Жители деревни говорили, что старый принц в припадке ярости и гнева превратился в огромную огненную птицу, которая сожгла принцессу, а в наши дни может вернуться, чтобы превратить в пепел тех жен, мужья которых изъявят столь жестокое желанье.
А ты, спрашивает больная, что скажешь ты?
Не надо свысока смотреть на нас, отвечает мисс Махарадж. И не считай все то, что отличается от нормы, неверным или ложным. Мы — пленники метафор.
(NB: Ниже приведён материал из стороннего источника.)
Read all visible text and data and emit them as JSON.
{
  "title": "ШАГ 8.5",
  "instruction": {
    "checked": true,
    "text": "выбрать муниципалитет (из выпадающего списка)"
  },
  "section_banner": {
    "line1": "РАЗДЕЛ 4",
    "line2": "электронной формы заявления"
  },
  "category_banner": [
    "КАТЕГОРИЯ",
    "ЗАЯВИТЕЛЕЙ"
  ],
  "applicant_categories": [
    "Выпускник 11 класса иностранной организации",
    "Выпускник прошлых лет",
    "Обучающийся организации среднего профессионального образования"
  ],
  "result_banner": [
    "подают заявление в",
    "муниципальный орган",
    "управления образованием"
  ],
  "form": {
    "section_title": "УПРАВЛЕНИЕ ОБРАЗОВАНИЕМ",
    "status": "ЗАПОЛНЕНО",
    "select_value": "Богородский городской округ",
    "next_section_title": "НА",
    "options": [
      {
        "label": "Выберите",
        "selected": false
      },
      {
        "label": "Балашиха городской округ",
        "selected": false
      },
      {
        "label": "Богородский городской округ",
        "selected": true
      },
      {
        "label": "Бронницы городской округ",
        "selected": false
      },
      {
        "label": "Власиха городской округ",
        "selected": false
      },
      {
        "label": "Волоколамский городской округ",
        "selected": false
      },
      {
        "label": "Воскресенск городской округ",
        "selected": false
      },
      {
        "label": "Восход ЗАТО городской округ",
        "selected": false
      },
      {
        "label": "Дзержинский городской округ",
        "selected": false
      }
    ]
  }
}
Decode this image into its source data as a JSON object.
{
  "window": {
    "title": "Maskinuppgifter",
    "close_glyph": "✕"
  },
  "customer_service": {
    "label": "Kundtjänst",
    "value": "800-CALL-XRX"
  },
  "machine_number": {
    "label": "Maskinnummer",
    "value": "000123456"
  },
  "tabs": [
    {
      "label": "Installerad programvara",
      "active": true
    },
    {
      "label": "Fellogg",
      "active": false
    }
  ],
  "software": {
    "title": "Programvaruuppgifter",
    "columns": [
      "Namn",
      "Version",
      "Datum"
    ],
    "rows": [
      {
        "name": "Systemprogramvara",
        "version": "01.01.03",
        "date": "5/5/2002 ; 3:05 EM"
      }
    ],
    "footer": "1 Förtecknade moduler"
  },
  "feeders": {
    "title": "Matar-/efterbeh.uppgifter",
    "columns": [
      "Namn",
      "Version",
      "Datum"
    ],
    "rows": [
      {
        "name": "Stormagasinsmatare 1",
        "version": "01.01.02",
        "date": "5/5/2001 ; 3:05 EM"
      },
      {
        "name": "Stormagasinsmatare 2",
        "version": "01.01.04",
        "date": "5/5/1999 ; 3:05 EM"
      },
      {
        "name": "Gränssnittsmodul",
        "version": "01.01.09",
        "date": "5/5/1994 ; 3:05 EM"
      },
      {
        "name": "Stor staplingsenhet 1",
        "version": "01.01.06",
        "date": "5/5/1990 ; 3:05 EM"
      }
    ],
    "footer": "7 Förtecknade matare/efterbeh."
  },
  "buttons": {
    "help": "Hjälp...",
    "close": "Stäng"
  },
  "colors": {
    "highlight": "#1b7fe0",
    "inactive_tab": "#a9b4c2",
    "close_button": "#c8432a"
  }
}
Они преображают нас и открывают нам смысл нашей жизни.
Болезнь пошла на убыль, и ребенок, кажется, тоже был здоров. Вернуть здоровье — как отдернуть шторы. Она вернулась к своим привычным мыслям. Ребенок будет с ней, но больше она не попадет в ловушку игры воображенья и фантазий с человеком, которого она, как оказалось, не знала. Она вернется в свой город, улетит в Америку, родит там сына — и будь что будет. Конечно, без колебаний взять развод. Она не собирается мешать отцу встречаться с собственным ребенком. Он сможет его видеть без ограничений и даже ездить с ним на Восток, домой. Пусть ребенок будет воспитан в обеих культурах — отца и матери. Но довольно! Пора ей снова вести себя как взрослой женщине. Она даже может по — прежнему давать ему советы в его финансовых делах. А почему бы и нет? В конце концов, это ее работа. Она сообщила мисс Махарадж о своем решении, и старая плясунья заморгала, словно ее ударили.
Посреди ночи она была разбужена суетой и шумом во дворце — во внутреннем дворе и в коридорах. Она оделась и вышла из комнаты. Увидела сбившиеся в кучу повозки и автомобили: ржавый автобус, пару мотоциклов, довольно новую японскую машину для перевозки людей, открытый грузовик и джип защитного цвета. Танцовщицы мисс Махарадж — кто пел, кто переругивался — загружались в этот транспорт. Они вооружились тем, что под руку пришлось — палками, садовым инструментом, кухонными ножами. А впереди за рулем джипа сидела мисс Махарадж, нетерпеливо покрикивая на свое войско.
Что здесь происходит?
Тебя это не касается. Ты не веришь в сказки. Ты отправляешься домой.
Я еду с вами.
Мисс Махарадж обходится с джипом без церемоний, словно дрова везет, — не снижая скорости на ухабах и рытвинах и не включая фары. Разношерстная колонна трясется вслед за ней, и только лунный свет освещает дорогу.
И вот перед ними полуразрушенная каменная арка — ворота в никуда, а рядом лежит поваленное дерево. Колонна останавливается, включает фары. Танцовщицы проходят через арку, словно только через нее можно попасть на открытый пустырь за аркой, и как будто она — ворота в мир иной. И когда она, американка, поступает так же, у нее вновь возникает такое чувство, что через незримую преграду она проходит в зазеркалье, в вымышленный мир — туда, где истины иные.
Живая картина в освещенье фар. Помнишь старика-молодожена, который ехал к молодой невесте, привезенной издалека? И вот он снова здесь, кровожадный преступник, а рядом с ним юная жена, которая не может понять происходящее.
В глубине можно увидеть темные фигуры жителей деревни.
А перед злосчастной парой новобрачных стоит мисс Махарадж.
Женщины разражаются криком при виде неприглядного зрелища, но затем стихают — они боятся мисс Махарадж. Она стоит перед братом. В свете фонарей и фар их лица отсвечивают белым, желтым, красным. Они говорят на языке, который американке непонятен, она словно смотрит фильм без титров и должна понять по жестам, о чем они говорят. И вот она ясно слышит — как будто понимает каждый звук: мисс Махарадж велит брату положить конец вражде, что началась между их родителями, и слышит его ответ, который лишен смысла там, за развалинами этой арки. Он отвечает — сам превращается в огонь, и крылья с треском вылезают из лопаток, глаза пылают; его слова повисают в воздухе, а дыхание жар-птицы сжигает мисс Махарадж, оставляя кучку пепла, а затем обращается в сторону невесты выжившего из ума старика.